Carlee Fernández (born 1973) is a sculptor and photographer known for her investigations of identity and power through self-portraits and altered taxidermies.

==Biography==

Fernández was born in Santa Ana, California in 1973. Being half-Mexican and half-European, she has described having unstable cultural experiences. She was also raised in Europe. Now, Fernández has a husband and two children whom are referenced in several of her works.

==Art==

===Bear Studies (2004) ===

====Bear Study (2004) ====

Fernández believes all animals, including humans, hold great power and elegance. In this respect, her taxidermy efforts are meant as homages to the animals. In many of her works, she honors the bear as an emblem of self-empowerment and unbridled masculinity. For Bear Study (2004), she fully suits up inside of a taxidermied bear.

====Bear Hair Study (2004) ====

In this piece, Fernández takes a self-portrait wearing a “mustache” achieved by placing tufts of bear fur into her nostrils.
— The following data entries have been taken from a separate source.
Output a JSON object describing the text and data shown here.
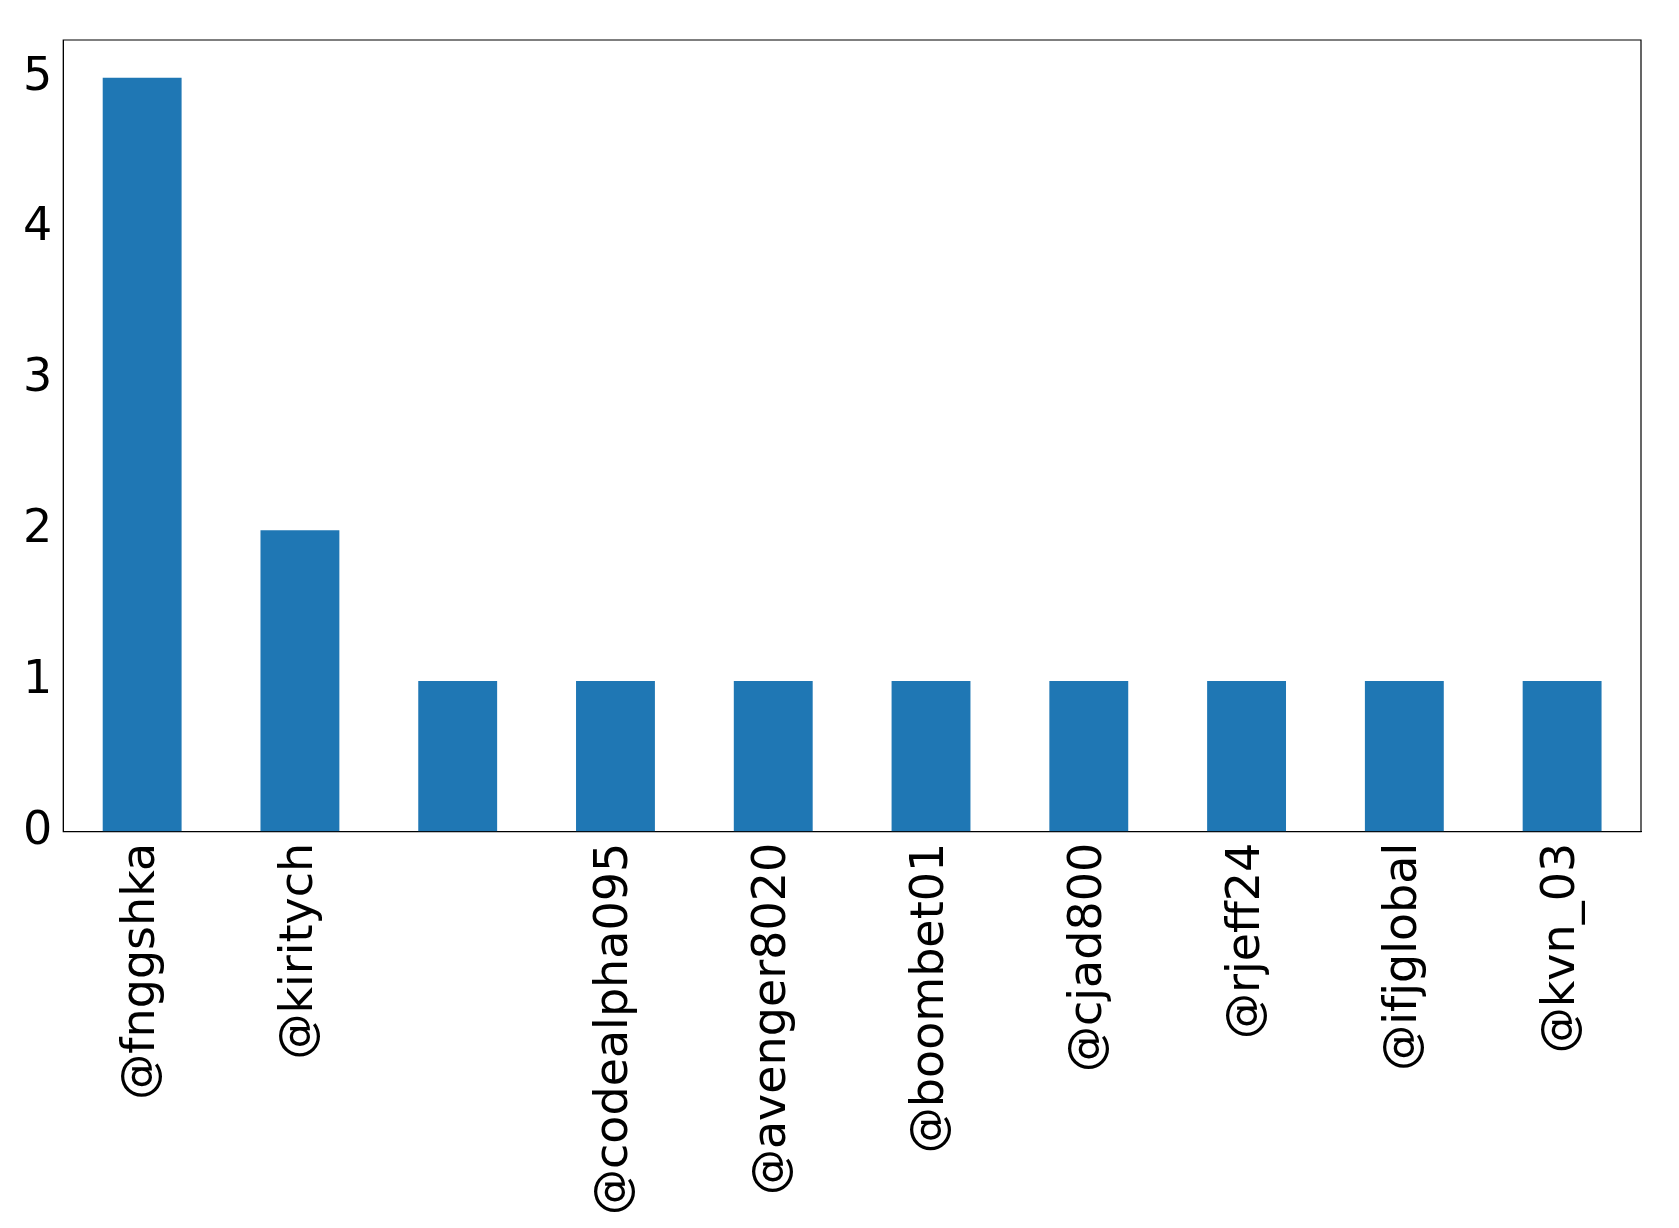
{
  "chart_data": {
    "type": "bar",
    "categories": [
      "@fnggshka",
      "@kiritych",
      null,
      "@codealpha095",
      "@avenger8020",
      "@boombet01",
      "@cjad800",
      "@rjeff24",
      "@ifjglobal",
      "@kvn_03"
    ],
    "values": [
      5,
      2,
      1,
      1,
      1,
      1,
      1,
      1,
      1,
      1
    ],
    "color": "#1f77b4",
    "ylim": [
      0,
      5.25
    ],
    "yticks": [
      0,
      1,
      2,
      3,
      4,
      5
    ],
    "grid": false,
    "legend": false
  }
}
Bear Hair Study (2004) was collected by the National Portrait Gallery and featured in their traveling exhibition, Portraiture Now: Staging the Self.
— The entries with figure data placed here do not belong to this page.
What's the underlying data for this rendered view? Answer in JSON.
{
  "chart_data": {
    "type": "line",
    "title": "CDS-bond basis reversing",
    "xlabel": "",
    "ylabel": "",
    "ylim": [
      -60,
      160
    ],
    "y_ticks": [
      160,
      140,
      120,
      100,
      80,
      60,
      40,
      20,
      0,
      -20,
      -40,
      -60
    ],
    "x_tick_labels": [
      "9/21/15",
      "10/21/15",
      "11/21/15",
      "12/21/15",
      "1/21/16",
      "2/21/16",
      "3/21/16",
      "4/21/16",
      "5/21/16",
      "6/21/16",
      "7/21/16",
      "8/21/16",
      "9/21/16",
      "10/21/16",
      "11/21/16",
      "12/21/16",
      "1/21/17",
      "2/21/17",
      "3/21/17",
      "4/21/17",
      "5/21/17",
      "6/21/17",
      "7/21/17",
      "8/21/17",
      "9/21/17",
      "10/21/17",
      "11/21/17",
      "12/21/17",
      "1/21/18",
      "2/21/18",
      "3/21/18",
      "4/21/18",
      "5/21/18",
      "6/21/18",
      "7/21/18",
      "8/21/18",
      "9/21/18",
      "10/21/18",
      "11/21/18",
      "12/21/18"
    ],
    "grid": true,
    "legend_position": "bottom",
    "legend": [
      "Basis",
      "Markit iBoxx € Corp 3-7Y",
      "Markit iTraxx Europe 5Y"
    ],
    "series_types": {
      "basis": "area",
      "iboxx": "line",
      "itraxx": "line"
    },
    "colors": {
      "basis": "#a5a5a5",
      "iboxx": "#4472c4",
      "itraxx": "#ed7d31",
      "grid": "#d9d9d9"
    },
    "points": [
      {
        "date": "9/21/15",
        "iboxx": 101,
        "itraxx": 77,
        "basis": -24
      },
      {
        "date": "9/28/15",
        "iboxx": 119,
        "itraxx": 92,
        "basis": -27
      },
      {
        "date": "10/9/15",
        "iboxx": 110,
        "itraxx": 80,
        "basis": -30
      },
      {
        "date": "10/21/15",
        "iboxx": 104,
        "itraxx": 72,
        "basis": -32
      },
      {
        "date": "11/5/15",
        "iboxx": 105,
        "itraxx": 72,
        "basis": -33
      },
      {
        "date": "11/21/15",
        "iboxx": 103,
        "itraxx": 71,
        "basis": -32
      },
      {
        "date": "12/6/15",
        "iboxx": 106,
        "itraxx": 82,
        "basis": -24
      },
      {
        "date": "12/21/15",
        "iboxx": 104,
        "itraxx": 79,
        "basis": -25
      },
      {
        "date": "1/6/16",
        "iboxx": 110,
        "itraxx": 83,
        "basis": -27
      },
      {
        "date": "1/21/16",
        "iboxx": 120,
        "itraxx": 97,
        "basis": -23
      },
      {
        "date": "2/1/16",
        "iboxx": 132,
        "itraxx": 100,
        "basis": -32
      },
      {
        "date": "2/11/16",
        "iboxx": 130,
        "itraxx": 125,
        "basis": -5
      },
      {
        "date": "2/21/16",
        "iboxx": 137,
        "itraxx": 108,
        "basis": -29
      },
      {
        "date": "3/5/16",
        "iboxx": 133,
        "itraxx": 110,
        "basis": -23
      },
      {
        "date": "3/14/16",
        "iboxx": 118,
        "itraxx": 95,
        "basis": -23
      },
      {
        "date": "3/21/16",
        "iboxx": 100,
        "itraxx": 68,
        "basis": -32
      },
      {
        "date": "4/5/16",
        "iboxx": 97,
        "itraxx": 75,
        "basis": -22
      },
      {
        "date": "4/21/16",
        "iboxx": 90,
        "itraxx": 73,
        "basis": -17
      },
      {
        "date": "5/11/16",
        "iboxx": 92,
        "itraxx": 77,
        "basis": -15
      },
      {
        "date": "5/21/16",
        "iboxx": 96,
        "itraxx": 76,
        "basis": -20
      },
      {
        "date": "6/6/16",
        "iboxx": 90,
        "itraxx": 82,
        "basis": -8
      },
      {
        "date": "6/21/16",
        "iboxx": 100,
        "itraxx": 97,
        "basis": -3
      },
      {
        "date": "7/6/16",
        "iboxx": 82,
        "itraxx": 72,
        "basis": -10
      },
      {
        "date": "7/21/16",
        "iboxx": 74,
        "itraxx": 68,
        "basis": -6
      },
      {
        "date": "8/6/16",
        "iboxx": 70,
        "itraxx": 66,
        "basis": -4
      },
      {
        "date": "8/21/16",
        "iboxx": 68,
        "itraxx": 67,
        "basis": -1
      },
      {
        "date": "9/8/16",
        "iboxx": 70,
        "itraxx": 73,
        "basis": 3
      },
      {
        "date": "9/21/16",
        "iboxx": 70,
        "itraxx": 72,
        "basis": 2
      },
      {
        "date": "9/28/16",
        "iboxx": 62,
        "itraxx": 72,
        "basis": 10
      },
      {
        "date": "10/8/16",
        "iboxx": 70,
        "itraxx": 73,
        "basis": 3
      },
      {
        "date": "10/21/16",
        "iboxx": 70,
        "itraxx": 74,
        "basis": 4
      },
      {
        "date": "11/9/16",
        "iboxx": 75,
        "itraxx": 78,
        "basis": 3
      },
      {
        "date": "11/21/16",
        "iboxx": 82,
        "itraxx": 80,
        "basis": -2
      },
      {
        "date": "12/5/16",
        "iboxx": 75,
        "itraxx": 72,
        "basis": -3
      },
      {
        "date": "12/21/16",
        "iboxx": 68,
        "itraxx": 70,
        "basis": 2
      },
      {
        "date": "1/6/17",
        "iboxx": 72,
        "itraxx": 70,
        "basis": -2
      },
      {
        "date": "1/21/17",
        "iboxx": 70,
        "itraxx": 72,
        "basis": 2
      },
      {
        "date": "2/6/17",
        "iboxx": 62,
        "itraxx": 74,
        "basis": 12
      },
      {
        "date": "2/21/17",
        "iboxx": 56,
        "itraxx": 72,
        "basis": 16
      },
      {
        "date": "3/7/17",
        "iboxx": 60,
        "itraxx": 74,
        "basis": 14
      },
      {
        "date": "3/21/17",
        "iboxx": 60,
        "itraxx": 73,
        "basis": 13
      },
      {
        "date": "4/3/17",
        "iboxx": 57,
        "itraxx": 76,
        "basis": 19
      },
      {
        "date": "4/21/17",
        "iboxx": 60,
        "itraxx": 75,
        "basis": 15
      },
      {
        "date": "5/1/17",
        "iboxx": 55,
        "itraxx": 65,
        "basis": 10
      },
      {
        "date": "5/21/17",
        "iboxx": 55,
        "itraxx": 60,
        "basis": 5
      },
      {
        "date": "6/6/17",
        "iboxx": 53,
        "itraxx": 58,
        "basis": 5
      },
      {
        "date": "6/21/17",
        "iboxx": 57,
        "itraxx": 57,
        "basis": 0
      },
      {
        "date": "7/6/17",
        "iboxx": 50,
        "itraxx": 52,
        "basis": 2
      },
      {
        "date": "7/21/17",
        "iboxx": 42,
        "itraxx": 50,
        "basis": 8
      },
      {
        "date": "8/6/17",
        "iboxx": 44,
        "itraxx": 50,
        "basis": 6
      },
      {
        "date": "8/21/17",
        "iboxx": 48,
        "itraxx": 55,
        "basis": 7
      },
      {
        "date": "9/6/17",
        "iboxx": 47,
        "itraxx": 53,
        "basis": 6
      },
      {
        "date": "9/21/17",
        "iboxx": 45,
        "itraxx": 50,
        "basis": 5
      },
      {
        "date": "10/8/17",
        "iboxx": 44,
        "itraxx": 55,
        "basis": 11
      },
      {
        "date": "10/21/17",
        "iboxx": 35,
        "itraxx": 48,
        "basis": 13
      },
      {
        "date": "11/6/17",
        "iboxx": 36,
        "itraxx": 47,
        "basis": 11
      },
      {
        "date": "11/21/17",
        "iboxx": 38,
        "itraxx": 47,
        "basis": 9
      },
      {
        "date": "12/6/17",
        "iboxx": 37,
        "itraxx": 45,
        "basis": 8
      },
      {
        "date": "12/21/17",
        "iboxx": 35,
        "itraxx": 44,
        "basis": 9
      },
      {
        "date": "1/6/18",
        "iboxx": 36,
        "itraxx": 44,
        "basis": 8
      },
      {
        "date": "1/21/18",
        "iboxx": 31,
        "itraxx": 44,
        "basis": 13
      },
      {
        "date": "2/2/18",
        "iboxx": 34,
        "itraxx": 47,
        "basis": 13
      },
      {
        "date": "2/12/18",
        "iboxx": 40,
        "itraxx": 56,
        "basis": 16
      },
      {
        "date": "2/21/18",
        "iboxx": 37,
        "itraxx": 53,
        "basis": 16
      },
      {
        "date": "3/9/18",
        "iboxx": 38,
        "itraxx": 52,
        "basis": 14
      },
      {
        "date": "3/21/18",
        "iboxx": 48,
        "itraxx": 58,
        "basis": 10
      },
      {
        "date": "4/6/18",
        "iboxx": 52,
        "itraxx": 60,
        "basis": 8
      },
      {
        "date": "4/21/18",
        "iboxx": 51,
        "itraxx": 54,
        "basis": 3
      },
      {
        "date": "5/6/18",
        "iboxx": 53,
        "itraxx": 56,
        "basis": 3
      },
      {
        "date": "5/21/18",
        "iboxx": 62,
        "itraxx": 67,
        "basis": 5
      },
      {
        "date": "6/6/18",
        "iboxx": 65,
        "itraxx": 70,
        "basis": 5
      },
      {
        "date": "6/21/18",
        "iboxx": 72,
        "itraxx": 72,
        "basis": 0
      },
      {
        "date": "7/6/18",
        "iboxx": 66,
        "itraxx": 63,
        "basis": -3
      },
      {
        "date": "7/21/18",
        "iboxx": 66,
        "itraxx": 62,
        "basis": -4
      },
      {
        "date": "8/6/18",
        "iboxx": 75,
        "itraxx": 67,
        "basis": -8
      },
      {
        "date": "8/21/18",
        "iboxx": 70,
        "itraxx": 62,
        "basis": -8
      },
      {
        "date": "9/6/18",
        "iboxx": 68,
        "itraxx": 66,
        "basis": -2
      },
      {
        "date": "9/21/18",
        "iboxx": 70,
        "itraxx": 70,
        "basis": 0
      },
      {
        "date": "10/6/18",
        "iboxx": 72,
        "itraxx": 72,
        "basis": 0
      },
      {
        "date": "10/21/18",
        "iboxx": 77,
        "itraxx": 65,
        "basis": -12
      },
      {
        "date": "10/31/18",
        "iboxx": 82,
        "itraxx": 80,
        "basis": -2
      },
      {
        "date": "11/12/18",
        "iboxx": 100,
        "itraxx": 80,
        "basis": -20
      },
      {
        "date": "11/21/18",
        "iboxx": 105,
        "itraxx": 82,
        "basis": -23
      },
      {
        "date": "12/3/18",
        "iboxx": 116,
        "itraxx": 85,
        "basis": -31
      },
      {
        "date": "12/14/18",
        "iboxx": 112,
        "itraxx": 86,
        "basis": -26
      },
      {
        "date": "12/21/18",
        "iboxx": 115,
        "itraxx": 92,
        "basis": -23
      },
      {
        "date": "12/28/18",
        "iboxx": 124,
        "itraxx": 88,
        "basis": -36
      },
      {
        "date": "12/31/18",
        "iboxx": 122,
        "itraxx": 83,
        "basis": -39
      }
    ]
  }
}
===Domestic Odyssey (2004) ===

Her series entitled Friends is a body of taxidermy works from which the San Jose Museum of Art selected for their exhibit. She was featured in Domestic Odyssey (2004) under one of its six subdivisions, Desperately Seeking Something . The show took place from March 6 to July 3. Fernández shapes animals into everyday objects such as furniture and utility objects. Her sculpture Lola Isern (2001) melds a goat with a shopping basket. According to the exhibition catalogue, this practice visualizes the totality of consumerism over nature. Lola Isern is also used for the front cover of the catalogue.

===Man (2006) ===

====Self Portrait: Portrait of my Father as Manuel Fernández (2006)====

Fernández's art explores masculinity through works wherein she casts herself as male subjects. In her series Man (2006), she embodies masculine figures in various modes. Self Portrait: Portrait of my Father, Manuel Fernández is currently in the possession of the Los Angeles County Museum of Art (LACMA) which has included her works in several exhibitions. This piece was featured in Phantom Sightings: Art After the Chicano Movement. Pictured are two gelatin silver prints of a photo of her father and a self-portrait as her father. Fernández describes her strive for a replica, having to paint the stripes onto her shirt. She leaves out his mustache to show the critical role of facial hair in machismo symbology. She sought out her father in a time of irresolution, wanting to manifest his fortitude.

====Self Portrait as Franz West (2006) ====

In Self Portrait as Franz West (2006), Fernández takes on the face of the sculptor whom, like her father, she considers a compelling entity. This work was also featured in LACMA’s Phantom Sightings exhibit.